Для начала - "картинка с выставки". Летом 1999 года на радиостанции "Радонеж" шла передача об убийстве государя императора Николая II, в устах ее автора прозвучала фраза о том, что русскому народу необходимо покаяние в грехе цареубийства. Через несколько минут на радио позвонила некая дама и наполовину с раздражением, наполовину с иронией сказала, что не понимает, почему она должна каяться в этом злодеянии, ибо ее тогда и на свете не было, и как это сделать практически: неужели на исповеди нужно сказать, что виновата, мол, батюшка, в грехе цареубийства?
В этом сюжете важно зафиксировать, что в обыденном сознании русского православного человека существует жесткая связь между покаянием и исповедью: покаяться значит исповедовать грехи. Фундаментальный характер концепта покаяния свидетельствуется прежде всего св. Писанием. Проповедь Иоанна Предтечи есть проповедь покаяния: "В те дни приходит Иоанн Креститель и проповедует в пустыне Иудейской и говорит: покайтесь, ибо приблизилось Царство Небесное" (Мф. 3: 1-2). Миссия Иисуса Христа также есть проповедь покаяния: "Иисус же, услышав это, сказал им: не здоровые имеют нужду во враче, но больные, пойдите, научитесь, что значит: милости хочу, а не жертвы? Ибо Я пришел призвать не праведников, но грешников к покаянию" (Мф. 9: 12-13).
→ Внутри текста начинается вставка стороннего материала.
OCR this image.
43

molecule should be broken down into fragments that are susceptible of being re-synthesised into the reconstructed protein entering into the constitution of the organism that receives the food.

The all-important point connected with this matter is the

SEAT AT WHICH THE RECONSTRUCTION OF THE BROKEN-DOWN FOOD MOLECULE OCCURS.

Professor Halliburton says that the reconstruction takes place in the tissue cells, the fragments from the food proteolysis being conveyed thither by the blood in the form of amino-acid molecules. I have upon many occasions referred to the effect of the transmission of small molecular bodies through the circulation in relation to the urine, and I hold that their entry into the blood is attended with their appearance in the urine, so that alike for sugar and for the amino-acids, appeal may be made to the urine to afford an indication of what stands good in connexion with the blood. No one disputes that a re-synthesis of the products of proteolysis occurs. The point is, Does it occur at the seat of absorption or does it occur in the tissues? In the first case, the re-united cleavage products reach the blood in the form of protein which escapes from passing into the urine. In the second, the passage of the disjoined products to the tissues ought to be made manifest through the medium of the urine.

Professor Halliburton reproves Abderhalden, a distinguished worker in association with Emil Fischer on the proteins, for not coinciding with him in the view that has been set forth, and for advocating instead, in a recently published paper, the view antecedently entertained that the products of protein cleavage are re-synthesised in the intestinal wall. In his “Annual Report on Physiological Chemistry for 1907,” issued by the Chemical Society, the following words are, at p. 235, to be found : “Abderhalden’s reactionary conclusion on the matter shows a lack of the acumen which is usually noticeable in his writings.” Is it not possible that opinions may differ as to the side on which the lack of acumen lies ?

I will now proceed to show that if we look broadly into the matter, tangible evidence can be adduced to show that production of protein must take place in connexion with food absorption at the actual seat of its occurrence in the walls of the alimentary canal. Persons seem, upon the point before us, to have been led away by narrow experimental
Такова же проповедь апостолов: "Итак, покайтесь и обратитесь, чтобы загладились грехи ваши" (Деян. 3:19). О покаявшемся радуются небеса: "Сказываю вам, что так на небесах более радости будет об одном грешнике кающемся, нежели о девяноста девяти праведниках, не имеющих нужды в покаянии" (Лк. 15:7); напротив, нераскаянность влечет к вечной погибели: "Иисус сказал им на это: думаете ли вы, что эти Галилеяне были грешнее всех Галилеян, что так пострадали? Нет, говорю вам, но, если не покаетесь, все так же погибнете" (Лк. 13: 2-3).
Из приведенных слов видно, что понятие покаяния теснейшим образом связано с понятием греха: грех, и прежде всего прародительский, отделил человека от Бога - источника всякой жизни и отдал его во власть смерти. Бог призывает людей вступить в новое общение с Ним, но, чтобы ответить на Божий призыв, от человека "требуется, в самой исходной точке, обращение и затем, в течение всей жизни, покаянное самосознание. Вот почему обращение и покаяние занимают значительное место в библейском откровении" (СББ, 813).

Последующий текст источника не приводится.